The media recaps about Irving’s statements were similarly skeptical, with few hinting at any kind of danger and many of them finding what he said harmlessly fun. “So is this bad? And why does it matter?” Micah Peters asked himself in a 2017 piece with The Ringer, before unfortunately concluding, “Well it’s not bad, not really. But it’s not strictly speaking good, either.” “We are not convincing Irving the globe isn’t flat,” Ben Rohrbach wrote after Irving doubled down on his claims, “which is cool, because it’s much, much funnier that way.” When Irving went on Jimmy Kimmel Live! shortly thereafter, Kimmel playfully handed Irving a basketball with a globe painted on it. And when Irving again repeated his claims later that year, The Jump did a segment on it with the description “Kyrie Irving continues to claim the earth is flat, but Rachel Nichols and her guests aren’t buying that he really believes it.” Irving’s comments were looked at so frivolously that Nike even embraced them, playfully creating a commercial and a display for his new shoe that winkingly referenced his comments that the world was flat.
Indeed, one thing that struck me, in looking back at articles and videos about Irving’s comments from 2017 and 2018, is how almost nobody saw the threat of what he was saying, and how even fewer people actually condemned him for it. Even those who recognized the danger of one of the most famous athletes in America spreading a clearly bonkers conspiracy theory mostly just shook their heads at him, tsk-tsking him as though he was a rambunctious prankster who was taking things slightly too far and who couldn’t possibly believe such crap.
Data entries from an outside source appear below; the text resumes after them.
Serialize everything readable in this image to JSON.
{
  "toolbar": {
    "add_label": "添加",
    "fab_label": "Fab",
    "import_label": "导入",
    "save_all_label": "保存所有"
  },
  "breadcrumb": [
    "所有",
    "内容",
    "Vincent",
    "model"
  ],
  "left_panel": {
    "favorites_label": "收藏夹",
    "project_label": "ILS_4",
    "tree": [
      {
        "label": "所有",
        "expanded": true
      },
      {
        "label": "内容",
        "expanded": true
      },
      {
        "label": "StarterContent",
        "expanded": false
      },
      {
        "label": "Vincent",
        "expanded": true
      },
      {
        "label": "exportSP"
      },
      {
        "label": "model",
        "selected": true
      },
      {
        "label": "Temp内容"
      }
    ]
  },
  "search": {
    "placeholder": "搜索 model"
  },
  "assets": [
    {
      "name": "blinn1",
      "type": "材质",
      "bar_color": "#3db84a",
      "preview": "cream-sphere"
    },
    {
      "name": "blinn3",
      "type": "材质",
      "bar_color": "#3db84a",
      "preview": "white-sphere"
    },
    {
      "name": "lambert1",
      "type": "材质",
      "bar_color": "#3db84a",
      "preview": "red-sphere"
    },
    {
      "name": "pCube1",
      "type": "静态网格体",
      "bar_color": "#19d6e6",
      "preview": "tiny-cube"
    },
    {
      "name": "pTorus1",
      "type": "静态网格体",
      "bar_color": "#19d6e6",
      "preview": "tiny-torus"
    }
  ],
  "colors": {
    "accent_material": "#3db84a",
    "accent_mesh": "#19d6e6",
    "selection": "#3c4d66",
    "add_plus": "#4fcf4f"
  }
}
In retrospect, the way the media but especially those in sports treated Irving’s comments was frighteningly naive.
Far from being “canceled,” Irving was indulged and accommodated. For over a year, Irving danced with reporters and journalists about the Earth being flat, and while the topic of conversation always revolved around the question of “Is he serious?”, the larger point – that it didn’t really matter if he believed it or not so long as he was spreading it and mainstreaming it – went ignored. A 2017 Morning Edition segment reported that some kids in school were suddenly believing that the world was flat because they had heard it from Irving, and for that alone, Irving should have been harshly criticized and reprimanded. Instead, no message was sent and Irving came away from his first public dalliance in alarming, conspiratorial thinking utterly unscathed.
Had people been more aware and more critical of what Irving was doing back in 2017, it’s entirely possible that the situation he’s currently in could’ve been avoided. We’ll never know and perhaps that’s optimistic thinking. It’s possible that Irving’s slide down the rabbit hole of antisemitism might have been inevitable. Maybe intense media criticism wouldn’t have changed his mind, as it certainly hasn’t done much to veer him off his most recent conspiracies. But if nothing else, if he had actually gotten hammered for his flat-Earth comments in 2017, if there had been legitimate outrage from his peers and contemporaries, Irving might not have felt comfortable enough to continue airing his latest and greatest conspiracy theories in public like he’s been doing.
Even if he still agreed with the idea that Hitler made some good points or that Satan had a hand in the Covid vaccine, Irving might have very well kept those thoughts to himself and saved hundreds or thousands of other people from getting radicalized and walking down his path. It’s possible that we’d be living in a world where we have no idea what he thinks about such things, and that’s a world I think we can all agree is better than the round one we’re currently living on.